Is there a more efficient way to remove data from a string?

dubstep · July 15, 2011, 2:37am

Hi

I have a regex as follows

REG1=Regexp.new=(‘dodgydata’)

Basically, I need to read a file in line by line, and on each line
that’s a match for my regex, remove everything from the point of the
regex to the end of that line. Is there a more efficient way to do it
than what I have at the moment? I have some HUGE files to process, and
many more regex matches to capture… :-/

ARGF.each_line do [L]

if L.index(REG1)
a=L.index(REG1)
b=L.length
L.slice!(a…b)
L << “\n” # Add a newline back to the end of the line
end

print L

end

(As you can see I’m no ruby expert!). I’d like to be able to make this
more efficient, just doesn’t seem a very Ruby way to do things… All
help gratefully accepted!

Regards

Eddie

Eddie_Catflap · July 15, 2011, 2:54am

i’d use a regex and the string split method:

ruby-1.9.2-p180 :004 > line = “abcXXdef”
=> “abcXXdef”
ruby-1.9.2-p180 :005 > line.split(/XX/).first
=> “abc”

Eddie_Catflap · July 15, 2011, 2:55am

You probably want something like:

this won’t remove trailing newlines

regex = /thing_to_match.*^/

file.each do |line|
processed_line = line.gsub regex, ‘’
print processed_line
end

~ jf

John F.
Principal Consultant, BitsBuilder
LI: http://www.linkedin.com/in/johnxf
SO: User John Feminella - Stack Overflow

Eddie_Catflap · July 15, 2011, 3:15am

On Fri, Jul 15, 2011 at 09:54:48AM +0900, Chad P. wrote:

I’d probably do it something like this:
ARGF.each_line do |line|
  line.sub!(/#{reg1}.*/, '')
  puts line
end

Actually, I did too literal a translation of your code. If I was
writing
this from scratch, I probably would have done this instead:

ARGF.each_line {|line| puts line.sub(/#{reg1}.*/, '') }

. . . or this:

ARGF.each_line do |line|
  puts line.sub(/#{reg1}.*/, '')
end

Which I would choose would depend on whether I felt it looked better
amidst my other code in the file on one line or three, and on whether I
expected I might need to add more lines later.

Eddie_Catflap · July 15, 2011, 3:21am

Awesome stuff. Thanks to all that replied. It really is appreciated.

Regards

Eddie_Catflap · July 15, 2011, 2:58am

On Fri, Jul 15, 2011 at 09:37:14AM +0900, Eddie Catflap wrote:

many more regex matches to capture… :-/
I’d probably do it something like this:

ARGF.each_line do |line|
  line.sub!(/#{reg1}.*/, '')
  puts line
end

. . . unless I could be sure the end of the regex in reg1 included .*
after the match you want to find, in which case the second line of that
would look more like this:

  line.sub!(reg1, '')

This, of course, assumes that reg1 actually contains a regex object.
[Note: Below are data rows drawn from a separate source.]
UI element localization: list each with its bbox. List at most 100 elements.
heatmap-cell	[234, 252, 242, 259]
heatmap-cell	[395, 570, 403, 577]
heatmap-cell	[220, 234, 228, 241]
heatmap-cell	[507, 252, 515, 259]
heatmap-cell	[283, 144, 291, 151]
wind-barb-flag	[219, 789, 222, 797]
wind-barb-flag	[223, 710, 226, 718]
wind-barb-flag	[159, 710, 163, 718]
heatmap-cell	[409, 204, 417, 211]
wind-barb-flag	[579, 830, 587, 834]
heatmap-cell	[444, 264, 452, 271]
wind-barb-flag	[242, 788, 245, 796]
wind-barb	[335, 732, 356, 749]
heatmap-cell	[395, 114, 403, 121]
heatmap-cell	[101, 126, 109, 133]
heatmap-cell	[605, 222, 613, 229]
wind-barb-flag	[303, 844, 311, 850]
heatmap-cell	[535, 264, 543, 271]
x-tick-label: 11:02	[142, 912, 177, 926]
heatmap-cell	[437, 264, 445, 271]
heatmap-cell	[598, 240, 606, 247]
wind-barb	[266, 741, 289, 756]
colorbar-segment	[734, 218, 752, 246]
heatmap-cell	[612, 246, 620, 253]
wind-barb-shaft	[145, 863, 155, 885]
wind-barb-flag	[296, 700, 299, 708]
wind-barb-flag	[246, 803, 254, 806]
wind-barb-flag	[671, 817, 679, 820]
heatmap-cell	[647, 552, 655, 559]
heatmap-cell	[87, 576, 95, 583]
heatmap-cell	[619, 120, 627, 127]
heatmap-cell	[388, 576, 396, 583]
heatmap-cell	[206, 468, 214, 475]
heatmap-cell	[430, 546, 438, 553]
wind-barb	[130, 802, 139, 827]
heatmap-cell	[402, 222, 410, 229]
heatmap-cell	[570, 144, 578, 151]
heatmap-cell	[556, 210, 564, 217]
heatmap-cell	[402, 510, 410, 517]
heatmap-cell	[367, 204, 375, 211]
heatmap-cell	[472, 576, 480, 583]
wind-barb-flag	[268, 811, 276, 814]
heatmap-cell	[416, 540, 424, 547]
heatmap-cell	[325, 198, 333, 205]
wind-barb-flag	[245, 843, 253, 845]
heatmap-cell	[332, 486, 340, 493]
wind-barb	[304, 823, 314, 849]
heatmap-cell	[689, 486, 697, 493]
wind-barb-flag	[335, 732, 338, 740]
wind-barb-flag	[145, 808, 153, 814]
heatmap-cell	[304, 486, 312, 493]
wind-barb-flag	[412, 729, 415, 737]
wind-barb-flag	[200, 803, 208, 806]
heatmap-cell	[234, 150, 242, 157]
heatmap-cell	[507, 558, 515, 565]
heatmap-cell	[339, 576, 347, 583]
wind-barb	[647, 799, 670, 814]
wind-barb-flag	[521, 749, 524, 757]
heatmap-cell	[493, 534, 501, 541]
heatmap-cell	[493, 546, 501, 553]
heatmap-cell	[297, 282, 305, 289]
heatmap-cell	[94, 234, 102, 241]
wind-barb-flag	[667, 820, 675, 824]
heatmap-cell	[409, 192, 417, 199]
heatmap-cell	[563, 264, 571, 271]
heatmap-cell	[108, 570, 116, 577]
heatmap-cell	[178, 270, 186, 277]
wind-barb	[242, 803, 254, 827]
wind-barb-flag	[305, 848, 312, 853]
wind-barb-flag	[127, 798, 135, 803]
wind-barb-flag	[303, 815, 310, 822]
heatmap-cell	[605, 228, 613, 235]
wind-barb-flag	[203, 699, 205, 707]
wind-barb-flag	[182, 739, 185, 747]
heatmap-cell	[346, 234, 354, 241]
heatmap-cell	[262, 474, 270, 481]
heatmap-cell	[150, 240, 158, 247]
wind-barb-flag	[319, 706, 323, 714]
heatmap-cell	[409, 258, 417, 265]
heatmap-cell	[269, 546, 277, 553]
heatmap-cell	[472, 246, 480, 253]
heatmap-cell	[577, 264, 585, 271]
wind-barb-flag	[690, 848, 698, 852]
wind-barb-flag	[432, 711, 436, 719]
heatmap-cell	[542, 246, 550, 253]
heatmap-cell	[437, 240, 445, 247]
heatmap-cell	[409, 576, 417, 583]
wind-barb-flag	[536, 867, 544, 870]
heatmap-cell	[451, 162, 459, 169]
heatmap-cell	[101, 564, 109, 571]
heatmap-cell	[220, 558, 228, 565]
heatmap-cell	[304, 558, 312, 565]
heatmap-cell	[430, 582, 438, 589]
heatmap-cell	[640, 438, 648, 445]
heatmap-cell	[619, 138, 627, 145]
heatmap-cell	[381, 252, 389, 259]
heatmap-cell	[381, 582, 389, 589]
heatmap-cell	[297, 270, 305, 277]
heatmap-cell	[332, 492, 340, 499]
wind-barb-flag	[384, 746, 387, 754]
If
it contains a string, go back to my first example, because strings don’t
deal well with regex special characters.

(As you can see I’m no ruby expert!).

We all start somewhere. I wouldn’t exactly call myself an “expert”
either.

I’d like to be able to make this more efficient, just doesn’t seem a
very Ruby way to do things… All help gratefully accepted!

Note: I have not tested for execution time of my solution. I just wrote
it off the top of my head to conform to my sense of good, clean Ruby
code.

Eddie_Catflap · July 15, 2011, 3:53am

On Thu, Jul 14, 2011 at 8:12 PM, Chad P. [email protected] wrote:

this from scratch, I probably would have done this instead:
amidst my other code in the file on one line or three, and on whether I
expected I might need to add more lines later.

–
Chad P. [ original content licensed OWL: http://owl.apotheon.org ]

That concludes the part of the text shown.